LONDON, June 20 (UPI) -- The Bank of England said Wednesday that a gross domestic product increase of 0.5 percent in Germany offset troubles in Italy and Spain in the first quarter.
In minutes describing its June 7 policy meeting, the BOE said that the GDP of the eurozone "was estimated to have been unchanged in the first quarter."
"Within that," the bank's meeting minutes said, "GDP had increased by 0.5 percent in Germany, which had been more than accounted for by the strength of net trade. By contrast, there had been further falls in output in Spain and Italy."
The BOE in its policy meeting earlier in the month left its monetary policies intact, leaving its key lending rate at 0.5 percent and continuing with a $437 billion asset purchasing program.

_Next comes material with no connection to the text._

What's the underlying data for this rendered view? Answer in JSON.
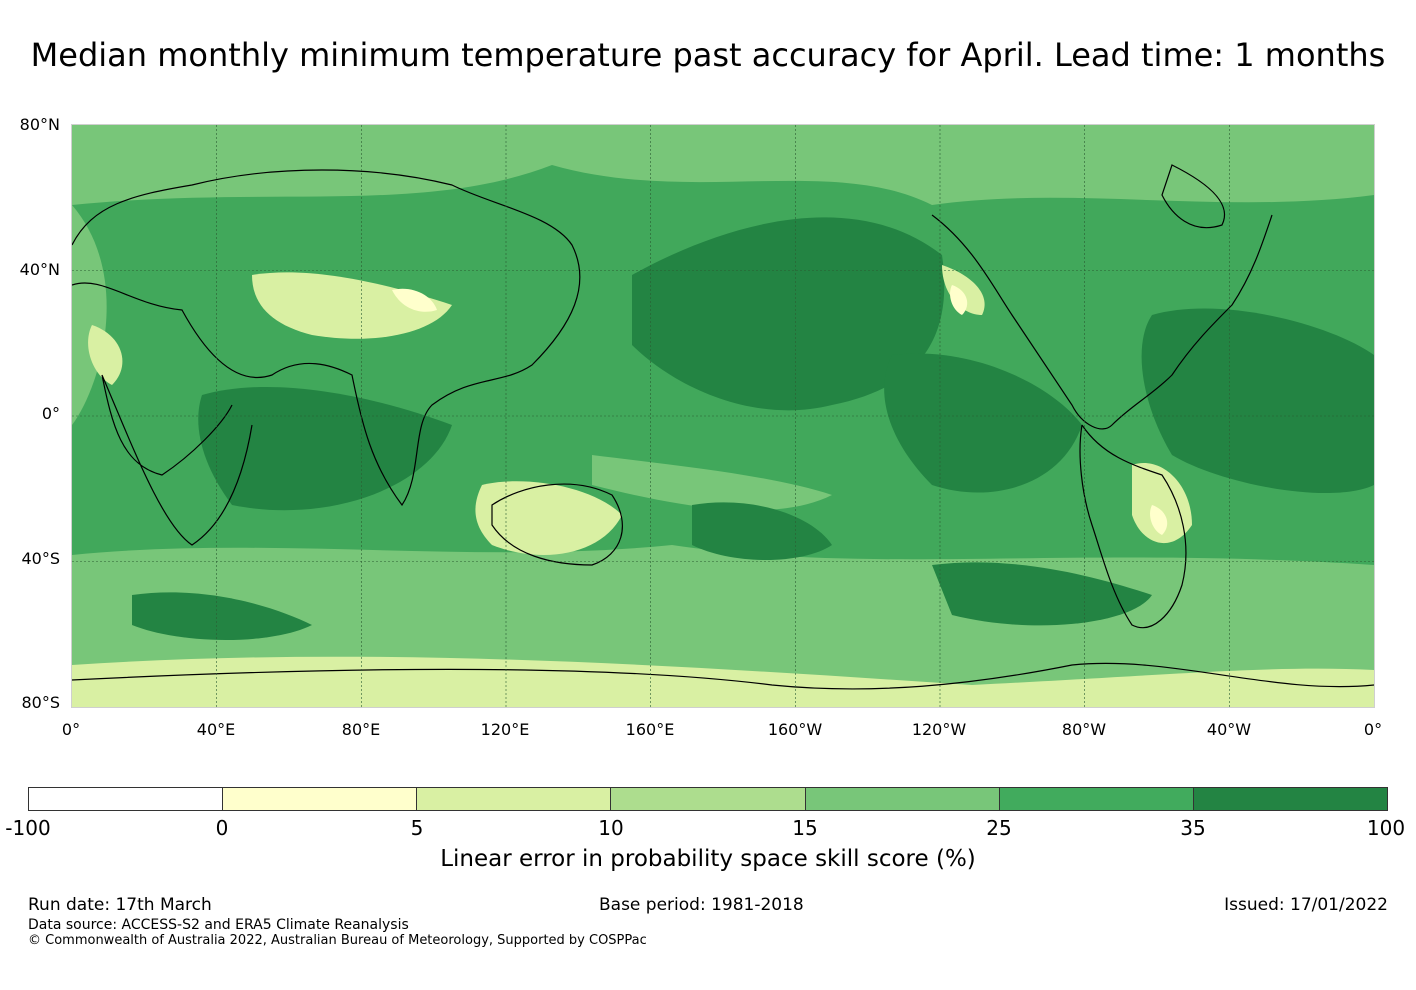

The bank's lending rate has remained at this historic low for the past 39 months.
The BOE also pointed out the delicate political situation in Europe, which has been seriously disrupted by a sovereign debt crisis that has affected the entire eurozone with Greece, Portugal, Ireland and Spain requiring international aid to keep from going into default.
"It was highly probably that business sentiment had been affected by the continuing financial and political tensions within the euro area," the BOE minutes said.
"Perceptions of the likelihood of a disorderly outcome had risen again," the bank noted.